Because data doesn't lie, having Google Analytics access is essential for reporting and feedback on website performance.
Create an Audience
You might utilize this data to create personas for your company by delving into the demographics of your audience. You can check demographics like age, gender, and geography in the Audience reporting function, but it also provides a wealth of consumer data like their interests, which are listed in Affinity Categories and In-Market Segments. You might create personas for your services and goods based on these interests to improve your market offering. That knowledge is invaluable!
Follow the Behaviour Funnel
Did you know that you can track how visitors navigate across your website? This is known as the Behaviour Funnel, and it's a fantastic tool. It describes where your visitors arrive (typically the main webpage, although they could come from elsewhere) and where they leave (or complete an interaction, such as filling in a form). The green represents where visitors arrive and which pages they navigate to, while the red denotes bouncers or dropoffs if the information isn't appropriate to them.
Where are they coming from?
Are you curious in the origins of your website's visitors? You can investigate which advertising channels are most effective for your organization under the Acquisition tab.
Report, Report, and Report again
The date range dialogue box is extremely important depending on when your Analytics account was set up, since it allows you to report on historical data and compare current benchmarks to earlier data. It enables you to find patterns based on historical traffic and observe where previous success has occurred in order to provide insight and direction for the future.
Keep track of the bounce rate.
The bounce rate is the percentage of visitors who leave a website without doing anything, such as clicking a link or completing a form. A good bounce rate is between 26 and 40 percent, with an average bounce rate of 41 to 55 percent. Depending on the website's objective, anything beyond 70% is disappointing.

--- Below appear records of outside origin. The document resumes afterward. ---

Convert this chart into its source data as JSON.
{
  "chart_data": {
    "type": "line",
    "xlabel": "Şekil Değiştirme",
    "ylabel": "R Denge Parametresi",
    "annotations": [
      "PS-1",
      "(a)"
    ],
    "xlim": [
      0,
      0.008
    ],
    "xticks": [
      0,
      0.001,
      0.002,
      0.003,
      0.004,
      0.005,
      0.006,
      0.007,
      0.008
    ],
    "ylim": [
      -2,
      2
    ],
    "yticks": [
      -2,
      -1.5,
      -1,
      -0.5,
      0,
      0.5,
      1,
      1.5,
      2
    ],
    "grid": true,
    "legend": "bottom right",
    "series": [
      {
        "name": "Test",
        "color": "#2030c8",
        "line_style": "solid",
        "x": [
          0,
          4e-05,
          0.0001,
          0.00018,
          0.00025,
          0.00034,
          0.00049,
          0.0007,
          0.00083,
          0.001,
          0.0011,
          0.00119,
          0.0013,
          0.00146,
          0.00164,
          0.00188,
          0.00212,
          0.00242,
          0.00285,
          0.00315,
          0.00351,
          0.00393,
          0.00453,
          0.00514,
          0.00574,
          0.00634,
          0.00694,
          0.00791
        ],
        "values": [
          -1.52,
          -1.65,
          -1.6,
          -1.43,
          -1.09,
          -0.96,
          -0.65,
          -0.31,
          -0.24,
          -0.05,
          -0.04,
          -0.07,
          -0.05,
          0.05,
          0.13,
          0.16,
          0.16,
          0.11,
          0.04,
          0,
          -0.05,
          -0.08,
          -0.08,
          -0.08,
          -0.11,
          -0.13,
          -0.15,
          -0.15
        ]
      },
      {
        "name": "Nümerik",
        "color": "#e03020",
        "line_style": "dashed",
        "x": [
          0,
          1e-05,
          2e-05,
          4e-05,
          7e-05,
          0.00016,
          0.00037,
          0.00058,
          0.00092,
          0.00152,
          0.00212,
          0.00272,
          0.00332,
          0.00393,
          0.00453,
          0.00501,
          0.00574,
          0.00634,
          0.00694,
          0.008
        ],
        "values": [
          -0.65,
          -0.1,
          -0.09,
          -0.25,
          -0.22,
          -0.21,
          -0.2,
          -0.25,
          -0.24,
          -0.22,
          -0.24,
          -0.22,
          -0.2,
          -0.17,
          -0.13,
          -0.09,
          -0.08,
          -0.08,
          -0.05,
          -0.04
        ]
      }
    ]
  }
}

Making your page more responsive, adding more visuals, and developing a better user experience, such as considering accessibility, are all things that will lower your bounce rate.
We could talk about Google Analytics all day, but the best thing you can do right now is to check your own account. Go ahead and investigate Google Analytics! It's the most effective technique to understand the data and find numbers that can help you improve your business plan in a variety of ways.